Bradley likes the same, and that’s how he got hired. He sees the game in a very similar way to Caldwell, buying into the newest “analytics” of how to call a game on game day. He’s enthusiastic, very “out front” and reminds me of Bill Cowher when he took over in Pittsburgh. “We want to make everybody think about how they can get better every day,” is a favorite catch line for Bradley. That’s a good philosophy for anybody in any business. In fact, it’s almost word for word what Mike Mularkey said last year. Mularkey was making decisions based on his three-year contract but it fell apart on the scoreboard and the won-loss record. Bradley will get more of a chance because he’s Caldwell’s hire.
They’re tied together much like Mularkey and Gene Smith. Win, or leave the building, perhaps on the same day. So for saying all the right things, Caldwell and Bradley have that part down.

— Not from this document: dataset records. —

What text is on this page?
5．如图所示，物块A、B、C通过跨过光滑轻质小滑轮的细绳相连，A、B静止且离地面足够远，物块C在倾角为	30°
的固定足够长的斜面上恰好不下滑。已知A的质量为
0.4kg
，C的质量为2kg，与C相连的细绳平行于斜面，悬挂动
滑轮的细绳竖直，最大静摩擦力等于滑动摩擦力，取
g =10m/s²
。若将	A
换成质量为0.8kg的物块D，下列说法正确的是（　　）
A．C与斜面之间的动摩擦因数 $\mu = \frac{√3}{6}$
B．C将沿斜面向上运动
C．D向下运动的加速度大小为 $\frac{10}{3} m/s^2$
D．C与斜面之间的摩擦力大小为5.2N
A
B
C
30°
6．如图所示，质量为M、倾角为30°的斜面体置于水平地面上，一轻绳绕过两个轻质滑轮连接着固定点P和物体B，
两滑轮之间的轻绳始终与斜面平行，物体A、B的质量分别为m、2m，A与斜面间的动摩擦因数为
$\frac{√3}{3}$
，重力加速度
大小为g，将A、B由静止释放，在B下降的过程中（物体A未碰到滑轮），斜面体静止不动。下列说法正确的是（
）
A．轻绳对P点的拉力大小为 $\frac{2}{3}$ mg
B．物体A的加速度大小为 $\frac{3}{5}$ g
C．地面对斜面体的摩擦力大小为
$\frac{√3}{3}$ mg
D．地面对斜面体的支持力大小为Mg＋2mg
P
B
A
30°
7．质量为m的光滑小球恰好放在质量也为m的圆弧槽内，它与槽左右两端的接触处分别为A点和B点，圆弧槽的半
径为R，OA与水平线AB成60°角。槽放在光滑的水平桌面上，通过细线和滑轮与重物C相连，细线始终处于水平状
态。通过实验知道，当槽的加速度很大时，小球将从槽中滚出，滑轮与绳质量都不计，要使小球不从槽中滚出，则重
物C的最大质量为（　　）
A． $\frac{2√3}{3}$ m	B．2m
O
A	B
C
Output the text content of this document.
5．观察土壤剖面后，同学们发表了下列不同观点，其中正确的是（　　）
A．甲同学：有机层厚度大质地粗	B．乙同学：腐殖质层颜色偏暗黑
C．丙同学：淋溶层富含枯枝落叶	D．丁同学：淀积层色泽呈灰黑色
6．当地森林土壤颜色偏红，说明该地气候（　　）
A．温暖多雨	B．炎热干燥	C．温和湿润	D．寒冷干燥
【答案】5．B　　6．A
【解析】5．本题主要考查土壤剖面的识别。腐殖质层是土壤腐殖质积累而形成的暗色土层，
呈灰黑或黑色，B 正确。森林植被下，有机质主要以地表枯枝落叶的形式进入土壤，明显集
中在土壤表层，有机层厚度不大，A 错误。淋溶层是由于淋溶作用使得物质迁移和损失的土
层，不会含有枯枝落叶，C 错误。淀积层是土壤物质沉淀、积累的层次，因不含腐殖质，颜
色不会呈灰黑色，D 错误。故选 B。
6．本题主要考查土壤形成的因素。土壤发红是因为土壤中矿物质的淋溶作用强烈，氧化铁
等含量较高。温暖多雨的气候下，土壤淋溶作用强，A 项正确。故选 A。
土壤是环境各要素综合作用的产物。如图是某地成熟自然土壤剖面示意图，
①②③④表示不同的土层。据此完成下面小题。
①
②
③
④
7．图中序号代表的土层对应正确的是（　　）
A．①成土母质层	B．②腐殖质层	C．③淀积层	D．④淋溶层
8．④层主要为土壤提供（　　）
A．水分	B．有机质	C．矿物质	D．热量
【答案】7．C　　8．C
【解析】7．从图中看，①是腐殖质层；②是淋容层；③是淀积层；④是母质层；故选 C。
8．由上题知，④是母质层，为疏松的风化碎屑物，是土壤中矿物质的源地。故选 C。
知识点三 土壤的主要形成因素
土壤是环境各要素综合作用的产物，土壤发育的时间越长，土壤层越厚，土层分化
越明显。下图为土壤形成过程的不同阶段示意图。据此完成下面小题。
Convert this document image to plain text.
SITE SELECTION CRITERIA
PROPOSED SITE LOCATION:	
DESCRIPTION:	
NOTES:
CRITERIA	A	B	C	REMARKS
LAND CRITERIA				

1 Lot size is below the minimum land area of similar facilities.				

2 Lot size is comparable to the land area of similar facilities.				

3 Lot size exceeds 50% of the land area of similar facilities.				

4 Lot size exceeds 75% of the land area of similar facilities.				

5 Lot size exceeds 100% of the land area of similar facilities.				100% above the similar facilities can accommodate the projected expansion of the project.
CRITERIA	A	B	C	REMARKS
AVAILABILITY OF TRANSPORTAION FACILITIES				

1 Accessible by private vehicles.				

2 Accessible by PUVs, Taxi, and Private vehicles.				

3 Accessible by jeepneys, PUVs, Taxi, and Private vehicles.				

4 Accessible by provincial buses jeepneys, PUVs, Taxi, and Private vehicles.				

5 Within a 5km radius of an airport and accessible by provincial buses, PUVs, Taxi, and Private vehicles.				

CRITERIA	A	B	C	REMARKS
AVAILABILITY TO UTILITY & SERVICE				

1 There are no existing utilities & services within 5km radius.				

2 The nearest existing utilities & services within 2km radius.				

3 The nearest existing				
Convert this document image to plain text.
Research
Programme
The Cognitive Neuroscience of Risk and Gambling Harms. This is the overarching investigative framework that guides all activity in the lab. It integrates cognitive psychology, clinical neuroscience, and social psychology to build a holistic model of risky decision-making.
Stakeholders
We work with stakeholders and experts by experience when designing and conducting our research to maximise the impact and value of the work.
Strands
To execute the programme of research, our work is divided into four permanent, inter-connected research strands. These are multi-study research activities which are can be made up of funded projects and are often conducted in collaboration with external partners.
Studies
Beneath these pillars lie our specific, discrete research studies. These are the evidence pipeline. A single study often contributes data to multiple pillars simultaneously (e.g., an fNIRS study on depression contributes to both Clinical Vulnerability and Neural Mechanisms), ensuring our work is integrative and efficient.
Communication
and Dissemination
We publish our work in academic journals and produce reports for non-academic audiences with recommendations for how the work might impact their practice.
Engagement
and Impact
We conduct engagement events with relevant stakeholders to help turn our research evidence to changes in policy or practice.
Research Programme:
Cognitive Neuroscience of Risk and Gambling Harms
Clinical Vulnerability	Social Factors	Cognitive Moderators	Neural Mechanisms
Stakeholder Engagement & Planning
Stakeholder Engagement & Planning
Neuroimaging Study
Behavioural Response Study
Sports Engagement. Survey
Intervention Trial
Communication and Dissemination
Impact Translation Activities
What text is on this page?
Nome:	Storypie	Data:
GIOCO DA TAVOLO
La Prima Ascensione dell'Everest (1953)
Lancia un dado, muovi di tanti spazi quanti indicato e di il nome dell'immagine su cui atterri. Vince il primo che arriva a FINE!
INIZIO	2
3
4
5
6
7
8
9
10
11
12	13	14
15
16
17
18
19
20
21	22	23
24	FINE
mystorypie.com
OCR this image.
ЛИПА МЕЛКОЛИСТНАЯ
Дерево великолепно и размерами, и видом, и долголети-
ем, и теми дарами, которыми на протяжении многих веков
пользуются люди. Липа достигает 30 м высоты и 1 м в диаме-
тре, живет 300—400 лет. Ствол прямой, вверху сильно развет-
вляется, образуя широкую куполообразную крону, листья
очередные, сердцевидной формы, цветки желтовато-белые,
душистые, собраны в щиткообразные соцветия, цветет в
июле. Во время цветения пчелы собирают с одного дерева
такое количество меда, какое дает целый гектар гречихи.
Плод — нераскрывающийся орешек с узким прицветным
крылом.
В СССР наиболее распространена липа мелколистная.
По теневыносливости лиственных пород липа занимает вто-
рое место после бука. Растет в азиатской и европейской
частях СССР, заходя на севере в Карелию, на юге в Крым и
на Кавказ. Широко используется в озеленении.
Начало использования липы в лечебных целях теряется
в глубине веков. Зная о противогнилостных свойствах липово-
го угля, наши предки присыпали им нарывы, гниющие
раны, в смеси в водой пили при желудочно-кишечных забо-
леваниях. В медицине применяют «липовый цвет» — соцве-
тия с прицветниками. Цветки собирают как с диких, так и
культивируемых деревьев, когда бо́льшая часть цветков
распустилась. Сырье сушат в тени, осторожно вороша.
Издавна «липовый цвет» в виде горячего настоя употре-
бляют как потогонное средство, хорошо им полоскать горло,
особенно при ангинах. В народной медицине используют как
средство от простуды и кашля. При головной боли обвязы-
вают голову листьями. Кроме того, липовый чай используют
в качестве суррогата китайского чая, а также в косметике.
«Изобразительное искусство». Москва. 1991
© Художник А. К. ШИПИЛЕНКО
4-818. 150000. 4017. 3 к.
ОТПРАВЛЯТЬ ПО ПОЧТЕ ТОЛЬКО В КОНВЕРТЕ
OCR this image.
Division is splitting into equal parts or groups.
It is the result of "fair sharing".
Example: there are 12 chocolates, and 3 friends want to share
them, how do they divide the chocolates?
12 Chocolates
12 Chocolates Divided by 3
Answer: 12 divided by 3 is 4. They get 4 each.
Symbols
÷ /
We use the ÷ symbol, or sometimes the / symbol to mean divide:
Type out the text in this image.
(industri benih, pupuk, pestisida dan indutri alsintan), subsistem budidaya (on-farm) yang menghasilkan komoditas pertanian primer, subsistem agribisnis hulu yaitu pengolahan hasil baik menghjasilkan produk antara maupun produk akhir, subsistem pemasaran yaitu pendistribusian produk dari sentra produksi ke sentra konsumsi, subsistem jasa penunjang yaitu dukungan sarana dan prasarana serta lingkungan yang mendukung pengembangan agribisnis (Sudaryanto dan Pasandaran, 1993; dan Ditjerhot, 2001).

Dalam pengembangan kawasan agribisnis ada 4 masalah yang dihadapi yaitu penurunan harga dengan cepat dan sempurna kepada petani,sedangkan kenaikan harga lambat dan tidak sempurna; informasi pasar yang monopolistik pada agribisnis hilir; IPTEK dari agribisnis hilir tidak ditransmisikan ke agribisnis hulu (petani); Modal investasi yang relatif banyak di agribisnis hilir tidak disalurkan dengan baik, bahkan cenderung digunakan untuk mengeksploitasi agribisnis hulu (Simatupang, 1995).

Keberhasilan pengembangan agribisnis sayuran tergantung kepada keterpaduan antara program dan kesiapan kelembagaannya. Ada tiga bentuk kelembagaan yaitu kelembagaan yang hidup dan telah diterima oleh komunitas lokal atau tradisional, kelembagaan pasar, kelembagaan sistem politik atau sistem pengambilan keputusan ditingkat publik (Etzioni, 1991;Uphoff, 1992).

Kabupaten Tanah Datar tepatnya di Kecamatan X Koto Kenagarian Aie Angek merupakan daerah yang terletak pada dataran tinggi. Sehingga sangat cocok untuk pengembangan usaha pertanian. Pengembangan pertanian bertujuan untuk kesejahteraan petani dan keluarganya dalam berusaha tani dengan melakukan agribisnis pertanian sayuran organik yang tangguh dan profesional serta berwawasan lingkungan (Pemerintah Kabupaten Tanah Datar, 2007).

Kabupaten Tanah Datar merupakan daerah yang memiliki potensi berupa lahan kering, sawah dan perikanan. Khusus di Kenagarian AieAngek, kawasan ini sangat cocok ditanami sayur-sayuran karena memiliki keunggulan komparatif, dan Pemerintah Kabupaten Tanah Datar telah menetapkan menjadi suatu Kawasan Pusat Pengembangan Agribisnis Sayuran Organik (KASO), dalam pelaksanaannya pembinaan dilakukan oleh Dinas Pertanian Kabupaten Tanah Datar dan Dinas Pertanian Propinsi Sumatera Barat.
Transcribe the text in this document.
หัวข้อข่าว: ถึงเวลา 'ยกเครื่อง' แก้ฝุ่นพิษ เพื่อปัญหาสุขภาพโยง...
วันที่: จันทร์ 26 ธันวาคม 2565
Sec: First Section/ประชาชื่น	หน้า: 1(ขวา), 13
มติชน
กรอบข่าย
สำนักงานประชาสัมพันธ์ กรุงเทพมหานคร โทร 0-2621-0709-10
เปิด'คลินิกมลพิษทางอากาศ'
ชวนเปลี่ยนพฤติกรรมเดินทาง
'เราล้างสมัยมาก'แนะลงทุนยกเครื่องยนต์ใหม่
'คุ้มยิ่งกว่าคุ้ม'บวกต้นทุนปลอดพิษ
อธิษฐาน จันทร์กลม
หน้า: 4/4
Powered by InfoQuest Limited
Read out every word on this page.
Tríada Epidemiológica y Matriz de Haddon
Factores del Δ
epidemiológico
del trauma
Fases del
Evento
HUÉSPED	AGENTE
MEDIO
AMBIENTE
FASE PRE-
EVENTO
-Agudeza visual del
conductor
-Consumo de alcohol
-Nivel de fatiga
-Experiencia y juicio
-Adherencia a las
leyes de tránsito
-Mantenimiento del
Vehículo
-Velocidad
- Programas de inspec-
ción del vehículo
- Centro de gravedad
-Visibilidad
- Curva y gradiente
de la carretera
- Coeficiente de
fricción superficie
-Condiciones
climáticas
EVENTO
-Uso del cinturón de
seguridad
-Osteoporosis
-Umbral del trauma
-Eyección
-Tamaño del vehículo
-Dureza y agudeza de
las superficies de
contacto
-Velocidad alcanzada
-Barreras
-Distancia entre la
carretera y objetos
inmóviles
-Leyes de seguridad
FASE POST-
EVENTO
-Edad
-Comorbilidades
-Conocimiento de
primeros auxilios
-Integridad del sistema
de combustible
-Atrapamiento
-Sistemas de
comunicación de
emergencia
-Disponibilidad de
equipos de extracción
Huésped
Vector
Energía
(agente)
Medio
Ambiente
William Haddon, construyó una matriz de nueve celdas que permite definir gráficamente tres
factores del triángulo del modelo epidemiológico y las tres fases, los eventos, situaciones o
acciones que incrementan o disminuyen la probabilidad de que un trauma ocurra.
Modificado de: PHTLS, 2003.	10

They’re trained well that way, knowing what their talking points are, and aren’t when they face the media with a united front. But it’s ultimately about the players. Even Caldwell said at the Combine that it would be a trap to be “too aggressive” when it came to the draft. “If we find a suitable trading partner, all options are open,” is how he positioned the Jaguars in the early going. He and Bradley had what you might call “quality time” in Indianapolis, discussing players, talking football and getting to know how each other thinks.
And that’s a good thing. Because when it comes to results, there’s no talking your way out of it. Winning will be the only thing that accepted.